Situated towards Newtownards to the West of Scrabo and Killynether forest. Ballyalton is actually in both Newtownards & Comber parish with the smaller Southern section of around 150 acres or just under a 1/4 of a square mile in Comber. The Irish word Altáin could mean ravine, stream or hillock; and given its location in the undulating landscape surrounding Scrabo Hill peppered with small streams and glens, it's anyone's guess which was the original intended meaning- 'Place of the stream' or 'Place of the hillock'.
While there are two listed structures within Ballyalton, they both fall within the Newtownards parish-Ballyalton House and its Gate Screen both B1 listed. Ballyalton House is described as an "unusual, large two storey gentleman's residence of pre-1833 origin but now with a formal mid 19th century Tudor influenced front facade and accompanying side turrets". The accompanying gate screen reflects the Tudor Gothic update along with a gate lodge which was demolished in the 1960s.

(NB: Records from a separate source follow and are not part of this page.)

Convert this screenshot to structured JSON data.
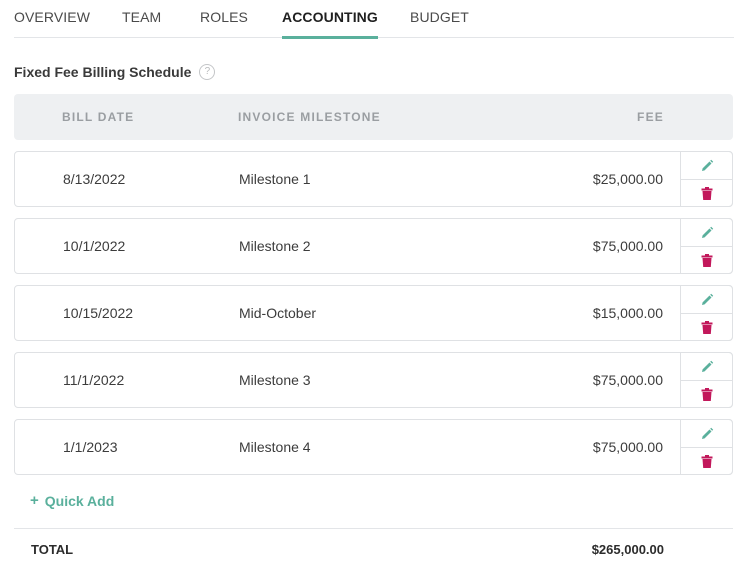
{
  "tabs": [
    {
      "label": "OVERVIEW",
      "active": false
    },
    {
      "label": "TEAM",
      "active": false
    },
    {
      "label": "ROLES",
      "active": false
    },
    {
      "label": "ACCOUNTING",
      "active": true
    },
    {
      "label": "BUDGET",
      "active": false
    }
  ],
  "section": {
    "title": "Fixed Fee Billing Schedule",
    "help_icon_glyph": "?"
  },
  "table": {
    "headers": {
      "bill_date": "BILL DATE",
      "invoice_milestone": "INVOICE MILESTONE",
      "fee": "FEE"
    },
    "rows": [
      {
        "date": "8/13/2022",
        "milestone": "Milestone 1",
        "fee": "$25,000.00"
      },
      {
        "date": "10/1/2022",
        "milestone": "Milestone 2",
        "fee": "$75,000.00"
      },
      {
        "date": "10/15/2022",
        "milestone": "Mid-October",
        "fee": "$15,000.00"
      },
      {
        "date": "11/1/2022",
        "milestone": "Milestone 3",
        "fee": "$75,000.00"
      },
      {
        "date": "1/1/2023",
        "milestone": "Milestone 4",
        "fee": "$75,000.00"
      }
    ]
  },
  "quick_add": {
    "plus": "+",
    "label": "Quick Add"
  },
  "total": {
    "label": "TOTAL",
    "value": "$265,000.00"
  },
  "icons": {
    "edit": "pencil-icon",
    "delete": "trash-icon",
    "help": "question-circle-icon"
  },
  "colors": {
    "accent": "#5ab09c",
    "delete": "#c2185b",
    "header_bg": "#eef0f2"
  }
}
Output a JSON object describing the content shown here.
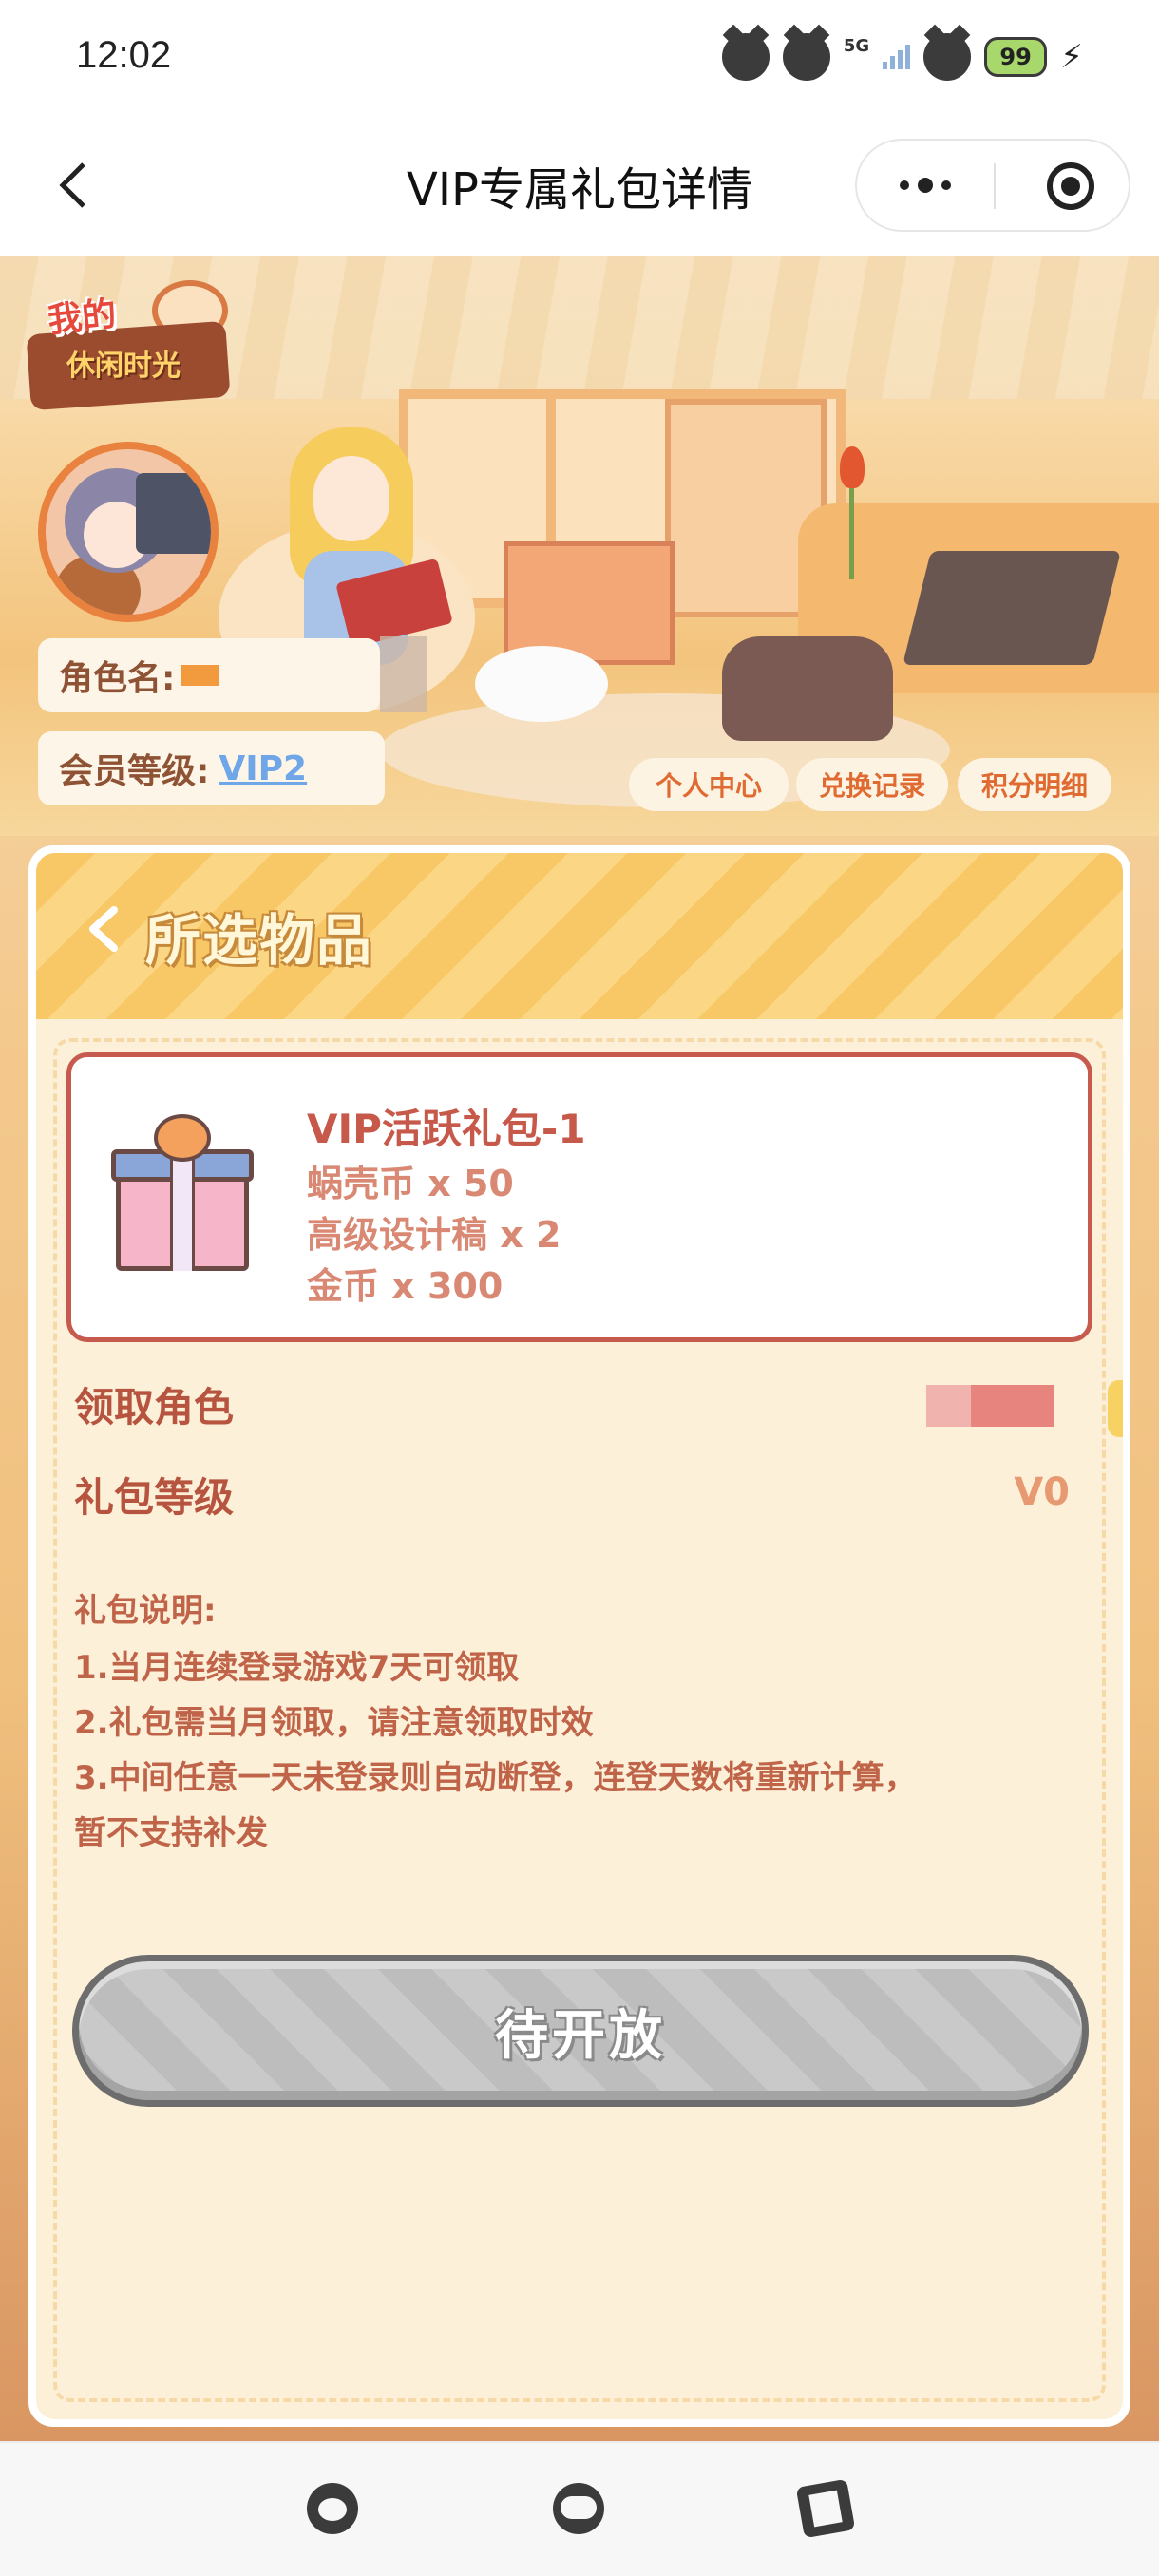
{
  "status_bar": {
    "time": "12:02",
    "network": "5G",
    "battery": "99",
    "icons": [
      "cat-icon",
      "cat-icon",
      "signal-icon",
      "wifi-icon",
      "battery-icon",
      "charging-icon"
    ]
  },
  "nav": {
    "title": "VIP专属礼包详情",
    "back_icon": "chevron-left-icon",
    "more_icon": "more-dots-icon",
    "close_icon": "target-close-icon"
  },
  "profile": {
    "logo_line1": "我的",
    "logo_line2": "休闲时光",
    "name_label": "角色名:",
    "level_label": "会员等级:",
    "level_value": "VIP2",
    "links": [
      "个人中心",
      "兑换记录",
      "积分明细"
    ]
  },
  "panel": {
    "title": "所选物品",
    "item": {
      "name": "VIP活跃礼包-1",
      "contents": [
        "蜗壳币 x 50",
        "高级设计稿 x 2",
        "金币 x 300"
      ]
    },
    "role_label": "领取角色",
    "level_label": "礼包等级",
    "level_value": "V0",
    "description": [
      "礼包说明:",
      "1.当月连续登录游戏7天可领取",
      "2.礼包需当月领取，请注意领取时效",
      "3.中间任意一天未登录则自动断登，连登天数将重新计算，",
      "暂不支持补发"
    ],
    "button_label": "待开放"
  },
  "colors": {
    "accent": "#c7594b",
    "header_stripe": "#f8c766",
    "button_disabled": "#bdbdbd",
    "link": "#6fa6e8"
  },
  "tab_bar": {
    "icons": [
      "paw-icon",
      "cat-face-icon",
      "notebook-icon"
    ]
  }
}
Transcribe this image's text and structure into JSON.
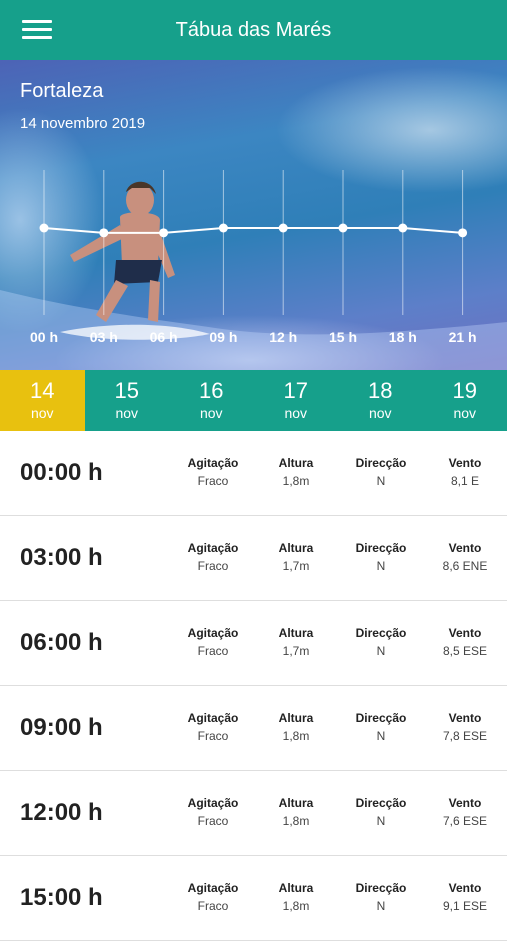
{
  "header": {
    "title": "Tábua das Marés",
    "menu_icon": "hamburger-menu-icon"
  },
  "location": {
    "city": "Fortaleza",
    "date": "14 novembro 2019"
  },
  "chart_data": {
    "type": "line",
    "x": [
      "00 h",
      "03 h",
      "06 h",
      "09 h",
      "12 h",
      "15 h",
      "18 h",
      "21 h"
    ],
    "values": [
      1.8,
      1.7,
      1.7,
      1.8,
      1.8,
      1.8,
      1.8,
      1.7
    ],
    "ylim": [
      0,
      3.0
    ],
    "grid": true
  },
  "days": [
    {
      "num": "14",
      "month": "nov",
      "active": true
    },
    {
      "num": "15",
      "month": "nov"
    },
    {
      "num": "16",
      "month": "nov"
    },
    {
      "num": "17",
      "month": "nov"
    },
    {
      "num": "18",
      "month": "nov"
    },
    {
      "num": "19",
      "month": "nov"
    }
  ],
  "labels": {
    "agitacao": "Agitação",
    "altura": "Altura",
    "direccao": "Direcção",
    "vento": "Vento"
  },
  "rows": [
    {
      "time": "00:00 h",
      "agitacao": "Fraco",
      "altura": "1,8m",
      "direccao": "N",
      "vento": "8,1 E"
    },
    {
      "time": "03:00 h",
      "agitacao": "Fraco",
      "altura": "1,7m",
      "direccao": "N",
      "vento": "8,6 ENE"
    },
    {
      "time": "06:00 h",
      "agitacao": "Fraco",
      "altura": "1,7m",
      "direccao": "N",
      "vento": "8,5 ESE"
    },
    {
      "time": "09:00 h",
      "agitacao": "Fraco",
      "altura": "1,8m",
      "direccao": "N",
      "vento": "7,8 ESE"
    },
    {
      "time": "12:00 h",
      "agitacao": "Fraco",
      "altura": "1,8m",
      "direccao": "N",
      "vento": "7,6 ESE"
    },
    {
      "time": "15:00 h",
      "agitacao": "Fraco",
      "altura": "1,8m",
      "direccao": "N",
      "vento": "9,1 ESE"
    }
  ],
  "colors": {
    "primary": "#16a08b",
    "active_day": "#e8c10f"
  }
}
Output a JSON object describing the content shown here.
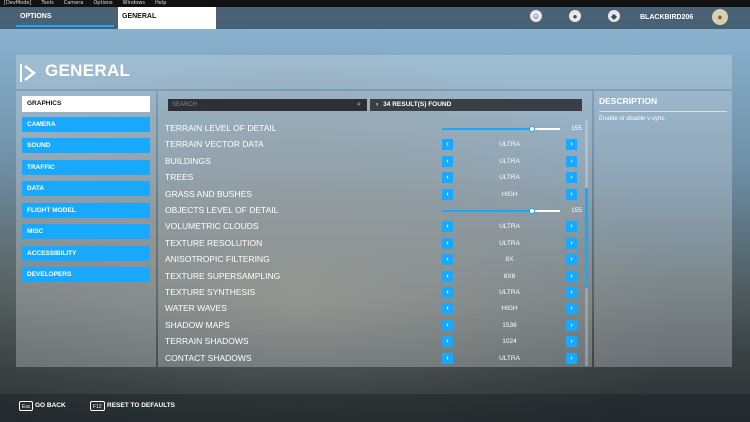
{
  "devmenu": [
    "[DevMode]",
    "Tools",
    "Camera",
    "Options",
    "Windows",
    "Help"
  ],
  "top": {
    "tab_options": "OPTIONS",
    "tab_general": "GENERAL",
    "username": "BLACKBIRD206"
  },
  "page_title": "GENERAL",
  "sidebar": {
    "items": [
      "GRAPHICS",
      "CAMERA",
      "SOUND",
      "TRAFFIC",
      "DATA",
      "FLIGHT MODEL",
      "MISC",
      "ACCESSIBILITY",
      "DEVELOPERS"
    ],
    "active": "GRAPHICS"
  },
  "search": {
    "placeholder": "SEARCH",
    "results": "34 RESULT(S) FOUND"
  },
  "settings": [
    {
      "label": "TERRAIN LEVEL OF DETAIL",
      "type": "slider",
      "value": "155",
      "fraction": 0.76
    },
    {
      "label": "TERRAIN VECTOR DATA",
      "type": "choice",
      "value": "ULTRA"
    },
    {
      "label": "BUILDINGS",
      "type": "choice",
      "value": "ULTRA"
    },
    {
      "label": "TREES",
      "type": "choice",
      "value": "ULTRA"
    },
    {
      "label": "GRASS AND BUSHES",
      "type": "choice",
      "value": "HIGH"
    },
    {
      "label": "OBJECTS LEVEL OF DETAIL",
      "type": "slider",
      "value": "155",
      "fraction": 0.76
    },
    {
      "label": "VOLUMETRIC CLOUDS",
      "type": "choice",
      "value": "ULTRA"
    },
    {
      "label": "TEXTURE RESOLUTION",
      "type": "choice",
      "value": "ULTRA"
    },
    {
      "label": "ANISOTROPIC FILTERING",
      "type": "choice",
      "value": "8X"
    },
    {
      "label": "TEXTURE SUPERSAMPLING",
      "type": "choice",
      "value": "8X8"
    },
    {
      "label": "TEXTURE SYNTHESIS",
      "type": "choice",
      "value": "ULTRA"
    },
    {
      "label": "WATER WAVES",
      "type": "choice",
      "value": "HIGH"
    },
    {
      "label": "SHADOW MAPS",
      "type": "choice",
      "value": "1536"
    },
    {
      "label": "TERRAIN SHADOWS",
      "type": "choice",
      "value": "1024"
    },
    {
      "label": "CONTACT SHADOWS",
      "type": "choice",
      "value": "ULTRA"
    }
  ],
  "description": {
    "title": "DESCRIPTION",
    "text": "Enable or disable v-sync."
  },
  "footer": {
    "back_key": "Esc",
    "back_label": "GO BACK",
    "reset_key": "F12",
    "reset_label": "RESET TO DEFAULTS"
  },
  "colors": {
    "accent": "#18a9ff",
    "active_bg": "#ffffff"
  },
  "icons": [
    "friends-icon",
    "profile-icon",
    "notifications-icon",
    "avatar-icon",
    "search-icon",
    "chevron-left-icon",
    "chevron-right-icon"
  ]
}
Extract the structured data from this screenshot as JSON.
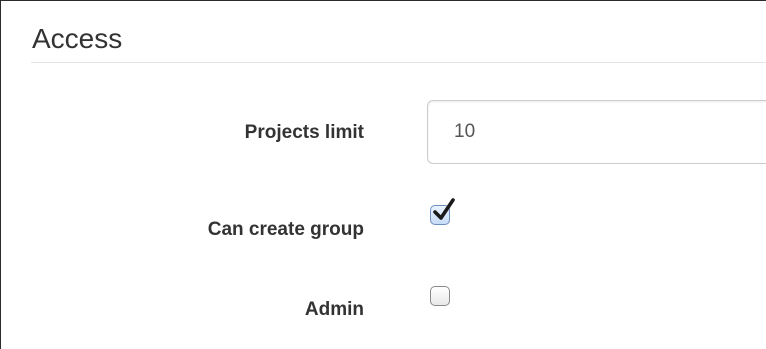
{
  "section": {
    "title": "Access"
  },
  "fields": {
    "projects_limit": {
      "label": "Projects limit",
      "value": "10"
    },
    "can_create_group": {
      "label": "Can create group",
      "checked": true
    },
    "admin": {
      "label": "Admin",
      "checked": false
    }
  },
  "icons": {
    "checkmark": "checkmark-icon"
  },
  "colors": {
    "text": "#333333",
    "input_border": "#cccccc",
    "checkmark": "#1a1a1a"
  }
}
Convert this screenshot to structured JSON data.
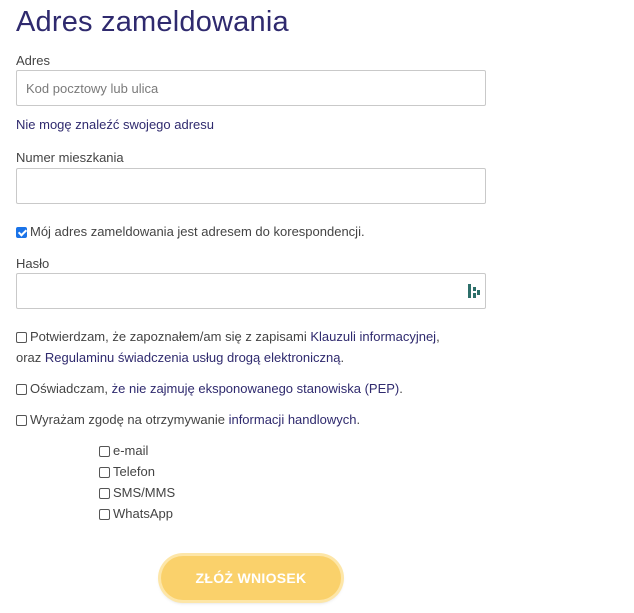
{
  "form": {
    "title": "Adres zameldowania",
    "address": {
      "label": "Adres",
      "placeholder": "Kod pocztowy lub ulica",
      "value": ""
    },
    "cant_find_link": "Nie mogę znaleźć swojego adresu",
    "apartment": {
      "label": "Numer mieszkania",
      "value": ""
    },
    "correspondence_checkbox": {
      "label": "Mój adres zameldowania jest adresem do korespondencji.",
      "checked": true
    },
    "password": {
      "label": "Hasło",
      "value": "",
      "icon": "password-manager-icon"
    },
    "consent_info": {
      "checked": false,
      "text_before": "Potwierdzam, że zapoznałem/am się z zapisami ",
      "link1": "Klauzuli informacyjnej",
      "text_between": ",",
      "line2_before": "oraz ",
      "link2": "Regulaminu świadczenia usług drogą elektroniczną",
      "line2_after": "."
    },
    "pep_statement": {
      "checked": false,
      "text_before": "Oświadczam, ",
      "link": "że nie zajmuję eksponowanego stanowiska (PEP)",
      "text_after": "."
    },
    "marketing_consent": {
      "checked": false,
      "text_before": "Wyrażam zgodę na otrzymywanie ",
      "link": "informacji handlowych",
      "text_after": "."
    },
    "channels": [
      {
        "label": "e-mail",
        "checked": false
      },
      {
        "label": "Telefon",
        "checked": false
      },
      {
        "label": "SMS/MMS",
        "checked": false
      },
      {
        "label": "WhatsApp",
        "checked": false
      }
    ],
    "submit_label": "ZŁÓŻ WNIOSEK"
  },
  "colors": {
    "title": "#2f2a6e",
    "link": "#2f2a6e",
    "submit_bg": "#fad16b",
    "checkbox_checked": "#1a73e8"
  }
}
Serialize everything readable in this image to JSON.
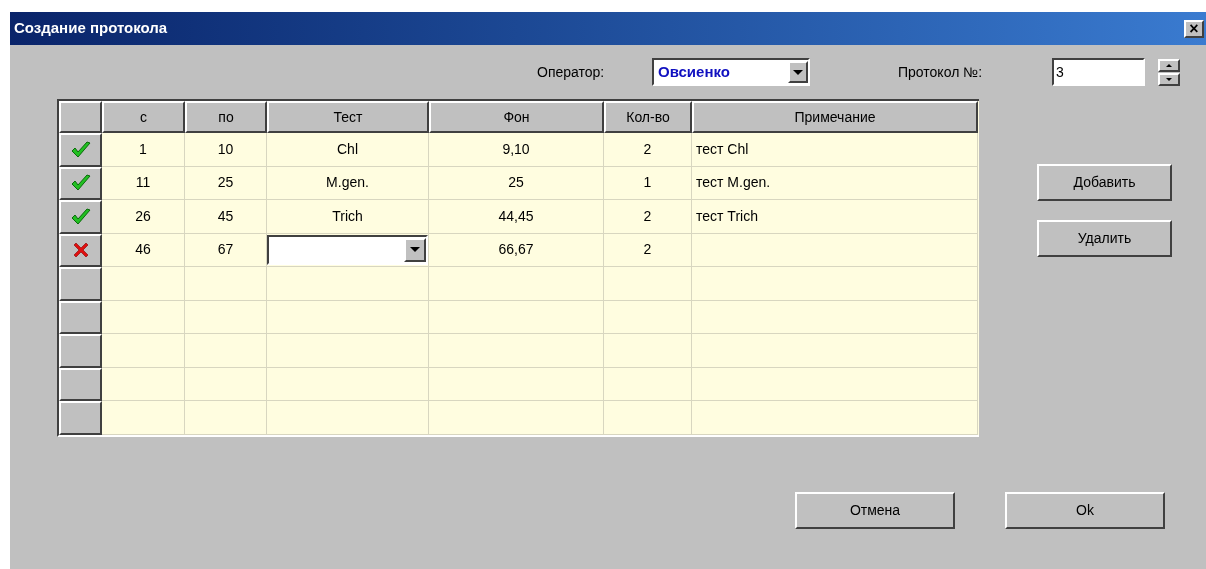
{
  "window": {
    "title": "Создание протокола",
    "close": "×"
  },
  "operator": {
    "label": "Оператор:",
    "value": "Овсиенко"
  },
  "protocol": {
    "label": "Протокол №:",
    "value": "3"
  },
  "table": {
    "columns": [
      "с",
      "по",
      "Тест",
      "Фон",
      "Кол-во",
      "Примечание"
    ],
    "rows": [
      {
        "kind": "ok",
        "cells": [
          "1",
          "10",
          "Chl",
          "9,10",
          "2",
          "тест Chl"
        ]
      },
      {
        "kind": "ok",
        "cells": [
          "11",
          "25",
          "M.gen.",
          "25",
          "1",
          "тест M.gen."
        ]
      },
      {
        "kind": "ok",
        "cells": [
          "26",
          "45",
          "Trich",
          "44,45",
          "2",
          "тест Trich"
        ]
      },
      {
        "kind": "error",
        "cells": [
          "46",
          "67",
          {
            "kind": "dropdown"
          },
          "66,67",
          "2",
          ""
        ]
      },
      {
        "kind": "blank"
      },
      {
        "kind": "blank"
      },
      {
        "kind": "blank"
      },
      {
        "kind": "blank"
      },
      {
        "kind": "blank"
      }
    ]
  },
  "side_buttons": [
    "Добавить",
    "Удалить"
  ],
  "buttons": [
    "Отмена",
    "Ok"
  ]
}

At the South-Eastern corner of Ballyalton where it meets Unicarval (Dundonald Parish) and Ballyhenry Major there were two early flax mills with accompanying mill pond and mill race (one Ballyalton and one Unicarval). However, with the decline of the Ulster linen industry in the 19th century, these mills fell into disuse. It is unknown whether either flax mill was owned by the Campbell family who also owned the nearby Ballyalton House in the early to mid-19th century. However, this branch of the family was likely related to the prominent linen industrialist Henry James Campbell (1813-1889) of Newtownards (whose maternal grandfather was Michael Campbell of Ballyalton).
Henry James Campbell founded Henry Campbell & Co. which managed the very successful Mossley Mill in Co. Antrim. A bachelor with no heirs, Henry left £200,000 on the request a hospital or school be built in Belfast with his name. The exchequers ultimately decided on the latter and Campbell College was opened at Belmont in 1894, intended as per Campbell's will to provide a "superior, liberal Protestant education"- pictured here in this coloured etching by Robert Cresswell Boak (1875-1949).